Land can also be deannexed from a city in response to a petition signed by all of the owners of the land seeking deannexation. It is prohibited for such a deannexation to create an unincorporated island. The decision whether to deannex an area is treated the same as a decision to annex by the 100% method and left to the discretion of the municipal governing authority.
This method allows for petitioners representing owners of at least 60% of the property in the area to be annexed plus at least 60% of the resident electors in the area to be annexed to sign a petition to have their property annexed into an adjacent city. This method is available to cities with populations over 200 persons. The municipality is required to prepare a plan for servicing an area to be annexed and to hold a public hearing before adopting an ordinance annexing the area covered by the petition (O.C.G.A. § 36-36-30 et seq.; City of Riverdale v. Clayton County, 263 Ga.App. 672, 588 S.E.2d 845 (2003)).
Resolution and Referendum
The resolution and referendum method provides for an election to be held in an area to determine if the area should be annexed. This method requires an agreement between the city and the county providing services in the area and a referendum of voters residing in the area to be annexed (O.C.G.A. §§ 36-36-57, -58; O.C.G.A. § 36-36-54(b)(4)). Municipalities may annex contiguous areas intended to be developed for "urban purposes" as well as areas in between the existing city limits and areas to be developed for "urban purposes." The municipality must prepare a plan for servicing the area to be annexed and hold a public hearing prior to the referendum. An area intended to be developed for "urban purposes" is defined as an area with a total resident population equal to at least two persons for each acre of land and an area subdivided into lots and tracts such that at least 60% of the total acreage consists of lots and tracts five acres or less in size and such that at least 60% of the total number of lots and tracts are one acre or less in size (O.C.G.A. § 36-36-54(c)-(d)).
Municipalities with a population of 200 or more may unilaterally annex contiguous "unincorporated islands" (O.C.G.A. § 36-36-90 et seq.). "Unincorporated islands" are areas completely surrounded by one or more cities. To be eligible for this type of annexation the unincorporated island must have been such an island on January 1, 1991. All or any portion of such an unincorporated island may be annexed simply by the passage of an ordinance by the city council. The intent behind this authority is to allow cities to alleviate voting and service delivery issues caused by such areas.

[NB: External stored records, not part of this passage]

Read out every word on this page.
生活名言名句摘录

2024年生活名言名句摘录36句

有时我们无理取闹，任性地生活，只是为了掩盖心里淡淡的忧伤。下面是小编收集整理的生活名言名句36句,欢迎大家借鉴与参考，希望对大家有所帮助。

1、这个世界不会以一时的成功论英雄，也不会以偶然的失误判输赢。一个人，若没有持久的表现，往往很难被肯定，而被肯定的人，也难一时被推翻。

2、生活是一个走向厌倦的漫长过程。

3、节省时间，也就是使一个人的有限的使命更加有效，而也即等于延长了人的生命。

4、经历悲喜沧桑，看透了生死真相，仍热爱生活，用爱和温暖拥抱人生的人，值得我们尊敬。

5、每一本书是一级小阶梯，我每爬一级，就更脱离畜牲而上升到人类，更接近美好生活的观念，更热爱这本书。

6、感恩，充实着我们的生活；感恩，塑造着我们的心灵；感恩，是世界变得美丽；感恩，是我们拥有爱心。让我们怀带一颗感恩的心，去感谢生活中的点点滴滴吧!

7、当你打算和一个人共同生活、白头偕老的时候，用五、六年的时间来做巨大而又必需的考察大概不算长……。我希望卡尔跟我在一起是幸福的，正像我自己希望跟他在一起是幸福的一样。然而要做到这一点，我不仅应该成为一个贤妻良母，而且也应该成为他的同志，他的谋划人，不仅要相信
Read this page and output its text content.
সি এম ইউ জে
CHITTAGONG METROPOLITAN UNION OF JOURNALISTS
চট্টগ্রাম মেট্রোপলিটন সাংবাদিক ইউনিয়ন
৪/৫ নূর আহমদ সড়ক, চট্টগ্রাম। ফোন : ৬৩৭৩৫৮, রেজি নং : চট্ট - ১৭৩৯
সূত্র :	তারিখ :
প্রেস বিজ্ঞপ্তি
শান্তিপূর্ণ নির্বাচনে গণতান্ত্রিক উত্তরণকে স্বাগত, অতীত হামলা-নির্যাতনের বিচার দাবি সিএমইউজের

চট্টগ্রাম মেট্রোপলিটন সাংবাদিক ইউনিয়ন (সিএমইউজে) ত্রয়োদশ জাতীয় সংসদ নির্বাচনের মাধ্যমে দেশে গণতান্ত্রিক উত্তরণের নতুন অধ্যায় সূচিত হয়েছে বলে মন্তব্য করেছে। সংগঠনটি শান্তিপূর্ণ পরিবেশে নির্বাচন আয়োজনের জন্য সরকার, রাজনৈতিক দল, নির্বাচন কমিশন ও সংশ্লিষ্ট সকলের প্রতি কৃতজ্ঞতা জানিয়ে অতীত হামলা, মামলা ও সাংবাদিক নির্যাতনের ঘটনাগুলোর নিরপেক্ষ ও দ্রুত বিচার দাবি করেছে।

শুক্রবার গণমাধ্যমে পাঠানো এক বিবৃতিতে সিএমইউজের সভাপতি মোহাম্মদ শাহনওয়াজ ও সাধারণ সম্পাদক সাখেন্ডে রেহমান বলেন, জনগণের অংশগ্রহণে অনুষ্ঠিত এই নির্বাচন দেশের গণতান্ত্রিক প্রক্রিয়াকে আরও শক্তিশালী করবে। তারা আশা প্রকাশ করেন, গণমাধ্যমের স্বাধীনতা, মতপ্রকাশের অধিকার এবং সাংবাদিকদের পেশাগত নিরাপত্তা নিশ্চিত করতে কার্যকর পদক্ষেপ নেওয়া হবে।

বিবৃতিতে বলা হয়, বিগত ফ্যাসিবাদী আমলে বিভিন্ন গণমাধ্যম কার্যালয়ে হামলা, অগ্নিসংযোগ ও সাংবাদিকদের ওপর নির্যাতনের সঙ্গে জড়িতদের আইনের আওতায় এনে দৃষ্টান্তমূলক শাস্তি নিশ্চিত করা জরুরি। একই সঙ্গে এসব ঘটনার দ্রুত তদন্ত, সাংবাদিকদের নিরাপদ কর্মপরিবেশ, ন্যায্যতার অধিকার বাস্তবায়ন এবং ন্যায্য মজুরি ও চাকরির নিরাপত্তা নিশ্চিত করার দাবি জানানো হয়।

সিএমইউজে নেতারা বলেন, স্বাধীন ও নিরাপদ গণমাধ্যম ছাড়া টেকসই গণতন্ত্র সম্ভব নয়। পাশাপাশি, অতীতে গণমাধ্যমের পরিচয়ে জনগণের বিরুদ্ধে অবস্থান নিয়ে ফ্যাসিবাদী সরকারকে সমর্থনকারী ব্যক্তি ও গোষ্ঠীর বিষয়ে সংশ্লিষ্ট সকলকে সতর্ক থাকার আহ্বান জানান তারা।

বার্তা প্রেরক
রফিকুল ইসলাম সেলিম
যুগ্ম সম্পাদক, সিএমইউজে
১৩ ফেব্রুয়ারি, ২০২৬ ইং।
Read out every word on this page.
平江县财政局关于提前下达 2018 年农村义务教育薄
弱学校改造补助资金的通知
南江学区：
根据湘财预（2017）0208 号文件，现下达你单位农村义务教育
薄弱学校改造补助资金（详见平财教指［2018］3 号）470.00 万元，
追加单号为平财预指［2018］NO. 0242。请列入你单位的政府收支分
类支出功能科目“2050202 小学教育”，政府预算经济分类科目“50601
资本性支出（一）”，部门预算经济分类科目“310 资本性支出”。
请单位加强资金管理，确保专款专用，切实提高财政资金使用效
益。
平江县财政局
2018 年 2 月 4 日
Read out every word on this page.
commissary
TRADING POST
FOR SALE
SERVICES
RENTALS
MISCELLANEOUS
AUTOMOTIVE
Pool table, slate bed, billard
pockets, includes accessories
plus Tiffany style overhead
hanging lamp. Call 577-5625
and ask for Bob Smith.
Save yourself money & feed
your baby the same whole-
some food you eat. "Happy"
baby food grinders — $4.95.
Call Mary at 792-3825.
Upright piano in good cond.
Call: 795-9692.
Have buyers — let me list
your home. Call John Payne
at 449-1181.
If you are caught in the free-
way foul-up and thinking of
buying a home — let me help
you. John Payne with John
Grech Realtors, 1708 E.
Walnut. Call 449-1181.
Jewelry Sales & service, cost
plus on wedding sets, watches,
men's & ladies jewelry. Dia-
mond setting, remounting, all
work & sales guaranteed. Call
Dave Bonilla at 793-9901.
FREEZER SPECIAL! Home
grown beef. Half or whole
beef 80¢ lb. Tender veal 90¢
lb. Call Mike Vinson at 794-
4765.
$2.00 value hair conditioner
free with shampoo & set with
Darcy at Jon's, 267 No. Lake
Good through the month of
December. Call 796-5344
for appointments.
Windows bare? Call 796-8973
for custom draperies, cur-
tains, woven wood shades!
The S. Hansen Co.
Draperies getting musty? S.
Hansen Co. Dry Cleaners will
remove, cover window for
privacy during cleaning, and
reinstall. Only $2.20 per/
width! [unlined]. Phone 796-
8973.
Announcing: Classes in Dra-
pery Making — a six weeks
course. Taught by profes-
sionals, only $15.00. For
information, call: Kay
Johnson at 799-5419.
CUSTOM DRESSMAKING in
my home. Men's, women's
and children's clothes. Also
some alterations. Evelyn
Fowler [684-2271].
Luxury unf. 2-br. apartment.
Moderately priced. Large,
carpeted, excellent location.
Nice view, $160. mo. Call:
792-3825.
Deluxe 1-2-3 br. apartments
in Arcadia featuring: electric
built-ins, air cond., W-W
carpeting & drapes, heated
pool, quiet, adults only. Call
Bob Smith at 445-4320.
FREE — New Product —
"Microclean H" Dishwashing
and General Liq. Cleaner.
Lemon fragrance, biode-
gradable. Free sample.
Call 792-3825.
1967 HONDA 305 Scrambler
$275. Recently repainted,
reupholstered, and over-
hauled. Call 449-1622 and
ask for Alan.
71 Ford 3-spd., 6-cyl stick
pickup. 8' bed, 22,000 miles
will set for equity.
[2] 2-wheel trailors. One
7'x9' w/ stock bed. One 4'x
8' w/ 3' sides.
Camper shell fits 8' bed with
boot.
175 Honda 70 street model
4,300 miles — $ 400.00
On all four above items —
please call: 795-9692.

Local Act of General Assembly
In addition to annexation by home rule, the Georgia General Assembly may change a municipality's boundaries and annex property into the municipal limits by enacting local legislation. Where more than 50% of an area proposed for annexation by local act is "used for residential purposes" and the number of residents to be annexed exceeds 3% of the city's current population or 500 people, whichever is less, a referendum on annexation must be held in the area to be annexed. "Used for residential purposes" means that the property is a lot or tract five acres or less in size on which is constructed a habitable dwelling unit (O.C.G.A. § 36-36-16).
Land can also be deannexed from a city by the legislature. Note that introduction of a local act of the General Assembly must be preceded by notice to the municipality affected and advertisement in the newspaper (O.C.G.A. § 28-1-4).
Once property has been annexed, the city must file an identification of the annexed land with the Department of Community Affairs (DCA) and the county within 30 days of the last day of the quarter during which the annexation becomes effective (O.C.G.A. § 36-36-3; O.C.G.A § 36-36-38). The city must also send to DCA and the county a letter stating the city's intent to add the annexed area to maps provided by the United States Census Bureau during the next regularly scheduled boundary and annexation survey of the municipality (O.C.G.A. § 36-36-3(a)(3); O.C.G.A. § 36-36-3(g)). Additionally, the city must send to DCA a list identifying roadways, bridges, and rights-of-way on state routes that are annexed, including total mileage annexed (O.C.G.A. § 36-36-3(a)(4)). The addition of this information to the official census map is important for a variety of purposes, including redistricting.